Of wonks and men

Tuesday, October 20 2009

I am on record as being disappointed with HCAN’s insistence that health benefits remain untouched by taxation. Honestly, I find alienating their labor-centric focus, and I haven’t been nearly as active as I could be.

Now HCAN is running ads asking the Senate to get rid of the proposed excise tax on excess health benefits. These ads and their rhetoric are a bad idea, and I’m good company saying so. Ezra Klein wrote a trenchant critique last week, which you should read if this issue is important to you.

Richard Kirsch, the director of HCAN, then responded with a critique of Klein’s critique. I’m Ezra will respond on the merits of Kirsch’s case (which seem to me based on very misleading mathematics), so I won’t duplicate that effort.

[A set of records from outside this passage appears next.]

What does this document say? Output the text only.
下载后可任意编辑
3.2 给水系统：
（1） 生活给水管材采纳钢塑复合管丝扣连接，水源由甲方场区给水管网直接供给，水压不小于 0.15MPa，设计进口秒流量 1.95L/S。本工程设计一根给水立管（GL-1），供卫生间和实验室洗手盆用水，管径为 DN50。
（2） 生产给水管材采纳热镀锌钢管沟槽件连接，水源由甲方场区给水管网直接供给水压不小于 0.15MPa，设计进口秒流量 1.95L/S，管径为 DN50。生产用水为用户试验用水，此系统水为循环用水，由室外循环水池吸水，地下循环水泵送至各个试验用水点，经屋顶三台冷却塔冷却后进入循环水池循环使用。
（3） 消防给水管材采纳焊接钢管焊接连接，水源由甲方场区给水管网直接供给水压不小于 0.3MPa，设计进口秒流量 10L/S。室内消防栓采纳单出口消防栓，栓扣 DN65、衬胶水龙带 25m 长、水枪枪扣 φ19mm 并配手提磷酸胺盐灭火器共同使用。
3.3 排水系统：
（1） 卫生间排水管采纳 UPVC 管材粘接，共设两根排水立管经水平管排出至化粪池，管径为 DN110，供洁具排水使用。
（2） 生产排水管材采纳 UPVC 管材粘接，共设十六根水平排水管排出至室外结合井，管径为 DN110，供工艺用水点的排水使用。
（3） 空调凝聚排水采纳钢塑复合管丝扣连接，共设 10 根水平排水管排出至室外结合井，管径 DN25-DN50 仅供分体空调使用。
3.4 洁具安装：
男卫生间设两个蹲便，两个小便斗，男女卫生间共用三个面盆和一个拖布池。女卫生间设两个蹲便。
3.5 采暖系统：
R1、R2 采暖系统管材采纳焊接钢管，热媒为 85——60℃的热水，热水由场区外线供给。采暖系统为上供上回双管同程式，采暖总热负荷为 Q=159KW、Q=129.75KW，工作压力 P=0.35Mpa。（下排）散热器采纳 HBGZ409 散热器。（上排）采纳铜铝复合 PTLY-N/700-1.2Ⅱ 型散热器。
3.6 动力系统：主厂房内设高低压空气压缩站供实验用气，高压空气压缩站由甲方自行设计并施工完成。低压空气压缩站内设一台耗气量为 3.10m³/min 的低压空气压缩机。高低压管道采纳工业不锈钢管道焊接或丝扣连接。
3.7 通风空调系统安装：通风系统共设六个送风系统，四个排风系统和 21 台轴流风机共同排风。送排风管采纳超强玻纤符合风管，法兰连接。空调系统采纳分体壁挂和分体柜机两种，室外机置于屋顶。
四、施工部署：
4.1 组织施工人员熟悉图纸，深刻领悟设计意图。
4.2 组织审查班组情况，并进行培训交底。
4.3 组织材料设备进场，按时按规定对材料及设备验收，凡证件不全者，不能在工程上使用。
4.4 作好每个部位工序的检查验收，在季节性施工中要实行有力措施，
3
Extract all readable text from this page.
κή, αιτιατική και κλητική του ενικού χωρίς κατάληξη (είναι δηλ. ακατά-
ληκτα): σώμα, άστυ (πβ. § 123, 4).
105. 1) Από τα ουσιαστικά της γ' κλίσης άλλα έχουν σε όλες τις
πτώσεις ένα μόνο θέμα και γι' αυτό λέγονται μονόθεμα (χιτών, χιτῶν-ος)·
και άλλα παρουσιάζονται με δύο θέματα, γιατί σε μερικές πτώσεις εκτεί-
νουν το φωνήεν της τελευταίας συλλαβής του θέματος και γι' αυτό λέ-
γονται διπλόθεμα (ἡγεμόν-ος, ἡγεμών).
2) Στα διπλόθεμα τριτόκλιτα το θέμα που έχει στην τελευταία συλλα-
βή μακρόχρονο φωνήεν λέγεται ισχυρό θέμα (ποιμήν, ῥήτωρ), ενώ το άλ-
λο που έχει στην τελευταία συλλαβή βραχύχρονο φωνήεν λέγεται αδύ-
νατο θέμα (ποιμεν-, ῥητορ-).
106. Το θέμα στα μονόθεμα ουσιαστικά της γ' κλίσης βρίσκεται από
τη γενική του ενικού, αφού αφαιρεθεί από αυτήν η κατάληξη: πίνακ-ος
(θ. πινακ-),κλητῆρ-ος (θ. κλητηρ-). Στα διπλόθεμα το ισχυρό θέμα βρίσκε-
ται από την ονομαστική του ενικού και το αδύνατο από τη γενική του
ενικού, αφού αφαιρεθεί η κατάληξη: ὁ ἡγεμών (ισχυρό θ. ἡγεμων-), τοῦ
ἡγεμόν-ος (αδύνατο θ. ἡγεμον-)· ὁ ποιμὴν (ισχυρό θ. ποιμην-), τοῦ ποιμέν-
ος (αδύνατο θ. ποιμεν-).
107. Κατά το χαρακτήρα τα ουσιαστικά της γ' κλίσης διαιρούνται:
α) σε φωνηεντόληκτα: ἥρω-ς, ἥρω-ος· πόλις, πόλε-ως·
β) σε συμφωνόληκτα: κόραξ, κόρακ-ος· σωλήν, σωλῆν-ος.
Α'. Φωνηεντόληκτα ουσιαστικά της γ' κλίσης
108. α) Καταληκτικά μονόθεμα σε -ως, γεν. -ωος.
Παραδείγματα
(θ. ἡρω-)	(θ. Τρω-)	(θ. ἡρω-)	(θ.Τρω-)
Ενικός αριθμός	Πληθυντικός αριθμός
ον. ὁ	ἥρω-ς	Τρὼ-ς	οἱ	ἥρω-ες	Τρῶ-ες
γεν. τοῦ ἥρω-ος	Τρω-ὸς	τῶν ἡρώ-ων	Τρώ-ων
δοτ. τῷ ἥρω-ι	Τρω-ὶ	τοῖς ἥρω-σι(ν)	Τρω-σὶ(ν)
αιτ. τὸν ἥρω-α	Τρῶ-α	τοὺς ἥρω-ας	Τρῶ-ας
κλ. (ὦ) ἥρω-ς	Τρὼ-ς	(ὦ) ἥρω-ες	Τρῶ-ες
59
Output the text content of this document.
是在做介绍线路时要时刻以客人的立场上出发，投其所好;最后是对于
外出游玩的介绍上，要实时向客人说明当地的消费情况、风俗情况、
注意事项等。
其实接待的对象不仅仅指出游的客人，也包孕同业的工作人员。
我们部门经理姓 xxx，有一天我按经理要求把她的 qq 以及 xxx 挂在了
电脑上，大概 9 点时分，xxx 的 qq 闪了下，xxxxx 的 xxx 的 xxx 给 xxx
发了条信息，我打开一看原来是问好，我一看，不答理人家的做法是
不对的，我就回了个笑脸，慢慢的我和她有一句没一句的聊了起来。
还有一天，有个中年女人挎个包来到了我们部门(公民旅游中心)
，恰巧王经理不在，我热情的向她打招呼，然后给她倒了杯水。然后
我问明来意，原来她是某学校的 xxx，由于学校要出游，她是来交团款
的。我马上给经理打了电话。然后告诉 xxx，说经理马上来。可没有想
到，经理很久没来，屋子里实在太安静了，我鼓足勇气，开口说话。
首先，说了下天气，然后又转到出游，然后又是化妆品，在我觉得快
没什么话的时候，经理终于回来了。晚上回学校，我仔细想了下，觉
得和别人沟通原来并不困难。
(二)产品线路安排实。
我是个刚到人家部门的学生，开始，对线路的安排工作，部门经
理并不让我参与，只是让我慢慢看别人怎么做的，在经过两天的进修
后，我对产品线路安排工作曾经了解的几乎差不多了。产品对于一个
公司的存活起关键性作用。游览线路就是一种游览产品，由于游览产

I do want to point out Kirsch’s bottom line, which is that “Policy wonks need to think more like an average person.” Well, no – they don’t. The Orszags and Elmendorf’s of the world spend a lot of time, energy, and sometimes money learning to think like wonks. That’s why we need them, and that’s what we pay them to do. (And I’m talking honest-to-God wonks here, not the poseurs who make their living as pundits.)

To the average person, the health benefits exclusion looks like a great idea – but the average person doesn’t realize that their wages have been stagnant for years, because of the explosion in health costs. The average person doesn’t realize that meanwhile, those exploding costs are making it nearly impossible for those of us without employer-based insurance to get access to the care we need. And the average person doesn’t realize that one easy way to slow the growth of costs is to partially – just a little bit – close the valve on the exclusion.

A good wonk will help the average person see these things, and that’s exactly what Ezra has tried to do – Kirsch would say ‘unsuccessfully’, but decide for yourself. In the meantime, don’t believe everything you see on TV, even if it is an HCAN ad.